2. The method according to claim 1 and / or 2, characterized characterized in that a polymer is used, the consists of monomeric units of the formula I in which R 1, R² is (C₁-C₁₀) alkyl, preferably (C₁-C₄) alkyl.   3. The method according to one or more of claims 1 to 2, characterized in that a polymer is used, the monomeric units of formula I, wherein
R¹, R² methyl and / or
R³, R⁴ hydrogen and / or
Y ^- a halogen anion, in particular chloride, means in copolymerized form. 4. The method according to one or more of claims 1 to 3, characterized in that a polymer is used, producible by copolymerization

• a) a diallylammonium component A of formula I and
• b) an amide component B, which consists of a basic component B¹ of formula VII and / or amides of the general formula VIII and / or N-vinyl acylamides of the general formula IX and / or ammonium compounds of the general formula X exists and
• c) a (meth) acrylic ester component C of the formula XI in the molar ratio A: B: C = 1: (0 to 4.5): (0 to 0.5),
  preferably 1: (0.002 to 4.5): (0 to 0.5) and, if a component B¹ is present, optionally subsequent crosslinking with
• d) a polyfunctional alkylation component D and
• e) a polyamine component E, which consists of a polyamine component E¹ of formula XII and / or a polyamine component E² of the formula XIIIHOOC-R²²-CO-NH- (CH₂) _u -NH - [- CH₂) _u -NH-] _w -R²³ (XIII),
  in the molar ratio B¹: E: D = 1: (0 to 5): (0.002 to 2), where
  R⁵, R⁶, R²¹ = (C₁-C₁₀) alkyl,
  R⁷, R⁸, R¹¹, R¹², R¹⁸, R¹⁹, R²⁰ = hydrogen or methyl,
  R⁹, R¹⁰, R¹³ = hydrogen or (C₁-C₈) alkyl,
  R¹⁴, R¹⁵, R¹⁶, R¹⁷ = (C₁-C₈) alkyl or
  R¹³ and R¹⁴ together = - (CH₂) ₃-, - (CH₂) ₄- or - (CH₂) ₅-,
  R²² is an alkylene radical with 1 to 8 carbon atoms or phenylene,
  R²³ is hydrogen or the rest -CO-R²²-COOH
  X¹, X² = -NH- or -O-,
  Z ^- a monovalent anion or a part of a polyvalent anion equivalent to a monovalent anion,
  T = - [- (CH₂) _s -NH-] _v -H
  m , q = one of the numbers 2, 3, 4, 5, 6, 7, 8, 9, 10,
  n , p , r , w = one of the numbers 0, 1, 2 or 3,
  s , u = one of the numbers 2, 3, 4 or 5,
  v = the number 0 or a number so large that the polyamine component E¹ has a molecular weight of 1000 to 30,000, taking into account t ,
  t = such a large number that, taking into account v, the molecular weight of the polyamine component E¹ of the formula VII is between 1000 and 30,000.

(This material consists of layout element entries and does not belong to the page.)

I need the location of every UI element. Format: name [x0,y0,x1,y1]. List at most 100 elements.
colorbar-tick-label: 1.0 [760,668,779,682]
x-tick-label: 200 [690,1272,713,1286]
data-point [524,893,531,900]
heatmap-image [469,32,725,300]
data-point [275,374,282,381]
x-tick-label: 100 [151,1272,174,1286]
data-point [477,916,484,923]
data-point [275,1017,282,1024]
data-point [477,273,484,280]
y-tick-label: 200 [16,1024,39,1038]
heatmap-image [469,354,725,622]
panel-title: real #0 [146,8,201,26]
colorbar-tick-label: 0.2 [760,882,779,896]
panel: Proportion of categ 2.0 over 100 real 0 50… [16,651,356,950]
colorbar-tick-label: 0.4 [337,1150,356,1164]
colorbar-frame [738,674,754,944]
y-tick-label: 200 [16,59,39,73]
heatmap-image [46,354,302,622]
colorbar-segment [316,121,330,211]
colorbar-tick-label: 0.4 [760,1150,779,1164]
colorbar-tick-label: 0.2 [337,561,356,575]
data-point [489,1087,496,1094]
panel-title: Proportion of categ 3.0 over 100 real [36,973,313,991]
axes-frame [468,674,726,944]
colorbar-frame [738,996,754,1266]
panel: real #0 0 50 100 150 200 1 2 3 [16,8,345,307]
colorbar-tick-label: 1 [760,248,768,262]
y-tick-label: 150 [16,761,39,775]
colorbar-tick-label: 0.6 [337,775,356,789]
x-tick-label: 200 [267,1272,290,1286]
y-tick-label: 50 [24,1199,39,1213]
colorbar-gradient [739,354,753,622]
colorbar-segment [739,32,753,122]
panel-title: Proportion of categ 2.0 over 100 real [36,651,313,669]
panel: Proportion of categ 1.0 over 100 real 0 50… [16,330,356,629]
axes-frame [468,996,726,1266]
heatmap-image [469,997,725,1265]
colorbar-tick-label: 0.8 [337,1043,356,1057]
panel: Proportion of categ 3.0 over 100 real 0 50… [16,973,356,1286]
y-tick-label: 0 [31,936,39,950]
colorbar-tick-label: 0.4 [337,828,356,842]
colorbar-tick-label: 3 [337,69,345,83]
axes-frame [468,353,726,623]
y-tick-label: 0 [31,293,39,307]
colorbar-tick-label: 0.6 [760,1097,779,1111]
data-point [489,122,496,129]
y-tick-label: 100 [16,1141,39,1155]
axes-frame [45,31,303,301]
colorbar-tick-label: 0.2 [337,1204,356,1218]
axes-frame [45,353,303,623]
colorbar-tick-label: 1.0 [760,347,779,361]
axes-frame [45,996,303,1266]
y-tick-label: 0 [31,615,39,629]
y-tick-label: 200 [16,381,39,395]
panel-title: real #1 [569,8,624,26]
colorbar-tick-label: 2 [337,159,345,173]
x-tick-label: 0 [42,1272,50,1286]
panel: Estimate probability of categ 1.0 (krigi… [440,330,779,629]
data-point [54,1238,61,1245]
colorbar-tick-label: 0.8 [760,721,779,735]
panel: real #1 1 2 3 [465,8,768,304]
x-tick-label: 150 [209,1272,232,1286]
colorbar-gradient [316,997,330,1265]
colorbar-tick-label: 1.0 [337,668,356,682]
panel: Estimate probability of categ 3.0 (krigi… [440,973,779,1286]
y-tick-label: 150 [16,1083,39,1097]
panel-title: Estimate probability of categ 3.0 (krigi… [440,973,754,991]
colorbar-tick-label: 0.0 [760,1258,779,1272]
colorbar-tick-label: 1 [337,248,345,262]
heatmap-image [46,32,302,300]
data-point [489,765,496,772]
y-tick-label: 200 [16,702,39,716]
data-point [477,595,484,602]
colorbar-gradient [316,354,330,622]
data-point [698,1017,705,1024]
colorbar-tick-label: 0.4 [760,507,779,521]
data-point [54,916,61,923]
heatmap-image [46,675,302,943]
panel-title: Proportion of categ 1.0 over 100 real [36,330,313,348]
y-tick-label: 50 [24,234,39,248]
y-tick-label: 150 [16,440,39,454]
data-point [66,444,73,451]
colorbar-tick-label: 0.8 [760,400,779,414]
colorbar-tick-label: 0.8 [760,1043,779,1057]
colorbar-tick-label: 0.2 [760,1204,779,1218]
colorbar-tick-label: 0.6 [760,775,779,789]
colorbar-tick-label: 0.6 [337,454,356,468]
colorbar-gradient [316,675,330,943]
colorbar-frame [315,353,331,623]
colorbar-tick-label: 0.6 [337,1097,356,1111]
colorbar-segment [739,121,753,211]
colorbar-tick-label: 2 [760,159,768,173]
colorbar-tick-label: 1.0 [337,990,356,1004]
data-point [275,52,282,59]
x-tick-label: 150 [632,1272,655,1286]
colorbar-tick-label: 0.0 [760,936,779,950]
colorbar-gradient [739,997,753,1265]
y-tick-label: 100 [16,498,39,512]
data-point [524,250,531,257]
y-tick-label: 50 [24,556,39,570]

5. The method according to one or more of claims 1 to 4, characterized in that a polymer is used in which
R⁵, R⁶, R¹⁴, R¹⁵, R¹⁶ and / or R¹⁷ = (C₁-C₄) alkyl and / or
R⁹, R¹⁰ and / or R¹³ = hydrogen or (C₁-C₄) alkyl and / or
n , p and / or v = 0 mean. 6. The method according to one or more of claims 1 to 5, characterized in that a polymer used, the 15 to 100 mol%, preferably 80 to 100 mol% contains monomeric unit of formula 1. 7. The method according to one or more of claims 1 to 6, characterized in that cotton is dyed was pretreated with a wetting agent. 8. The method according to one or more of claims 1 to 7, characterized in that one prefabricated Garments colors. 9. The method according to one or more of claims 1 to 7, characterized in that the goods according to Color and before applying the pigment binder washes out. 10. The method according to one or more of claims 1 to 7, characterized in that after the completion of Coloring Add salt to the dye liquor and let it linger.